The drunk driver is responsible for his actions. I completely agree he should do jail time, have fines, lose his license etc.
But is he to blame? IMO. No. They are two different things.
In the case of the meth addict. He is responsible for his actions. If he commits a crime in pursuit of his addiction, then he has to face the consequences. Using meth is illegal. Selling it is illegal.
Is he really to blame? He's addicted. He's sick. The nature of addiction and compulsive behavior is a lack of control.
Can you see the distinction?
It's tricky because our entire criminal penal system is based on shame and blame--rather than just looking at the truth of how things are, and addressing the consequences of behavior.
Shame and blame are heavy. Responsibility literally means the ability to respond. It's much easier to address addiction without adding shame and blame to the equation.
I dunno...if your using something to self-medicate you pretty much realize you're fucked up.In the case of the meth addict. He is responsible for his actions. If he commits a crime in pursuit of his addiction, then he has to face the consequences. Using meth is illegal. Selling it is illegal.
Is he really to blame? He's addicted. He's sick. The nature of addiction and compulsive behavior is a lack of control.
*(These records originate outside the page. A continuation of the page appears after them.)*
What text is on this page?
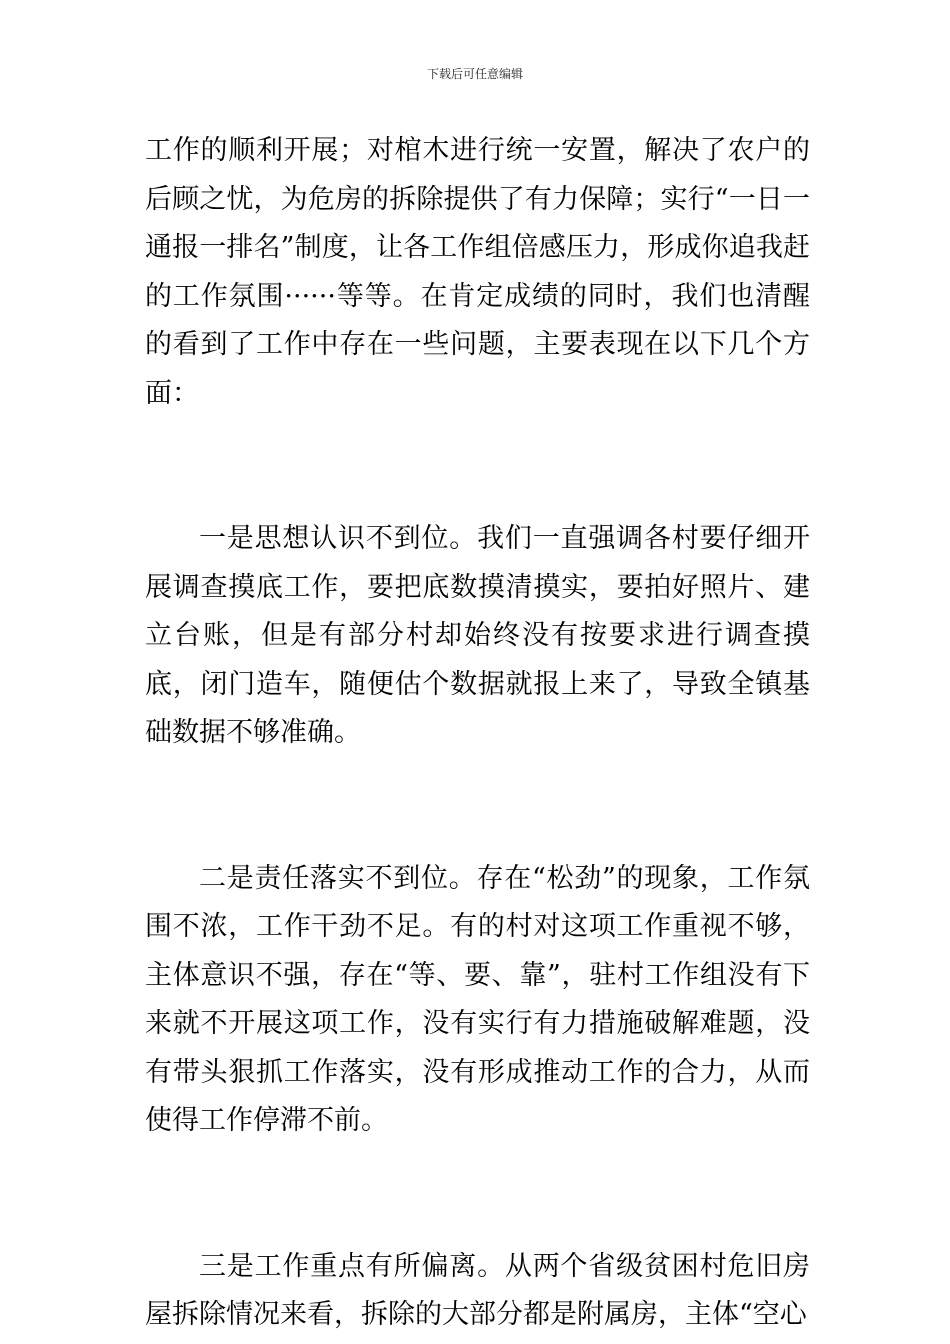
下载后可任意编辑

工作的顺利开展；对棺木进行统一安置，解决了农户的后顾之忧，为危房的拆除提供了有力保障；实行“一日一通报一排名”制度，让各工作组倍感压力，形成你追我赶的工作氛围······等等。在肯定成绩的同时，我们也清醒的看到了工作中存在一些问题，主要表现在以下几个方面：

一是思想认识不到位。我们一直强调各村要仔细开展调查摸底工作，要把底数摸清摸实，要拍好照片、建立台账，但是有部分村却始终没有按要求进行调查摸底，闭门造车，随便估个数据就报上来了，导致全镇基础数据不够准确。

二是责任落实不到位。存在“松劲”的现象，工作氛围不浓，工作干劲不足。有的村对这项工作重视不够，主体意识不强，存在“等、要、靠”，驻村工作组没有下来就不开展这项工作，没有实行有力措施破解难题，没有带头狠抓工作落实，没有形成推动工作的合力，从而使得工作停滞不前。

三是工作重点有所偏离。从两个省级贫困村危旧房屋拆除情况来看，拆除的大部分都是附属房，主体“空心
Can you see the distinction?
It's tricky because our entire criminal penal system is based on shame and blame--rather than just looking at the truth of how things are, and addressing the consequences of behavior.
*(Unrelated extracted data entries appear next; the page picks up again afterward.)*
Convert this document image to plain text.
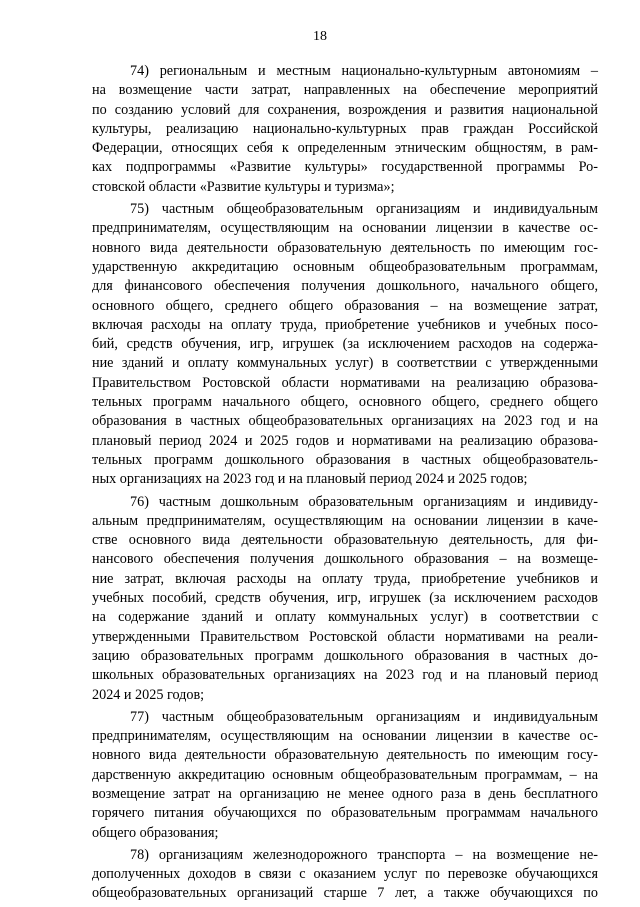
18
74) региональным и местным национально-культурным автономиям –
на возмещение части затрат, направленных на обеспечение мероприятий
по созданию условий для сохранения, возрождения и развития национальной
культуры, реализацию национально-культурных прав граждан Российской
Федерации, относящих себя к определенным этническим общностям, в рам-
ках подпрограммы «Развитие культуры» государственной программы Ро-
стовской области «Развитие культуры и туризма»;
75) частным общеобразовательным организациям и индивидуальным
предпринимателям, осуществляющим на основании лицензии в качестве ос-
новного вида деятельности образовательную деятельность по имеющим гос-
ударственную аккредитацию основным общеобразовательным программам,
для финансового обеспечения получения дошкольного, начального общего,
основного общего, среднего общего образования – на возмещение затрат,
включая расходы на оплату труда, приобретение учебников и учебных посо-
бий, средств обучения, игр, игрушек (за исключением расходов на содержа-
ние зданий и оплату коммунальных услуг) в соответствии с утвержденными
Правительством Ростовской области нормативами на реализацию образова-
тельных программ начального общего, основного общего, среднего общего
образования в частных общеобразовательных организациях на 2023 год и на
плановый период 2024 и 2025 годов и нормативами на реализацию образова-
тельных программ дошкольного образования в частных общеобразователь-
ных организациях на 2023 год и на плановый период 2024 и 2025 годов;
76) частным дошкольным образовательным организациям и индивиду-
альным предпринимателям, осуществляющим на основании лицензии в каче-
стве основного вида деятельности образовательную деятельность, для фи-
нансового обеспечения получения дошкольного образования – на возмеще-
ние затрат, включая расходы на оплату труда, приобретение учебников и
учебных пособий, средств обучения, игр, игрушек (за исключением расходов
на содержание зданий и оплату коммунальных услуг) в соответствии с
утвержденными Правительством Ростовской области нормативами на реали-
зацию образовательных программ дошкольного образования в частных до-
школьных образовательных организациях на 2023 год и на плановый период
2024 и 2025 годов;
77) частным общеобразовательным организациям и индивидуальным
предпринимателям, осуществляющим на основании лицензии в качестве ос-
новного вида деятельности образовательную деятельность по имеющим госу-
дарственную аккредитацию основным общеобразовательным программам, – на
возмещение затрат на организацию не менее одного раза в день бесплатного
горячего питания обучающихся по образовательным программам начального
общего образования;
78) организациям железнодорожного транспорта – на возмещение не-
дополученных доходов в связи с оказанием услуг по перевозке обучающихся
общеобразовательных организаций старше 7 лет, а также обучающихся по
Shame and blame are heavy. Responsibility literally means the ability to respond. It's much easier to address addiction without adding shame and blame to the equation.
Aha! Now I get it. Thanks. Yeah, I'm with you on this one Sky Dancer.
The other extreme is one to who takes too much responsibility without - how to put this - assigning responsibility to others who may also be responsible. For example, a child is raised by a mother who invalidates everything the child says or its behaviors. They live in an abusive household where the mother enables the abusive husband. As the child develops into an adolescent, s/he doesn't believe that s/he lives in an abusive home, but that s/he is over-reacting to a situation which isn't really as bad as it seems. Then the adolescent becomes an adult and doesn't realize that the coping mechanisms s/he developed during their formative years doesn't work anymore because they believe that they had a normal childhood and don't realize there is anything wrong. Instead they begin to use alcohol or drugs to self-medicate instead of coping in a healthy manner. They doubt everything including themselves, because they've never learned that how they think and feel is valid. Failure is only logical and natural for a person with this perspective. S/he won't realize that the coping method s/he developed in reaction to the environment in which s/he was raised has resulted in his/her current unhealthy behavior; and that environment was cultivated, whether consciously or not, by the parents. So the parents share in the responsibility of that person's unhealthy behavior. Yes, the person/subject is 100% responsible, but, so are the parents also 100% responsible.
And no one is to blame. But everyone is at fault. Right?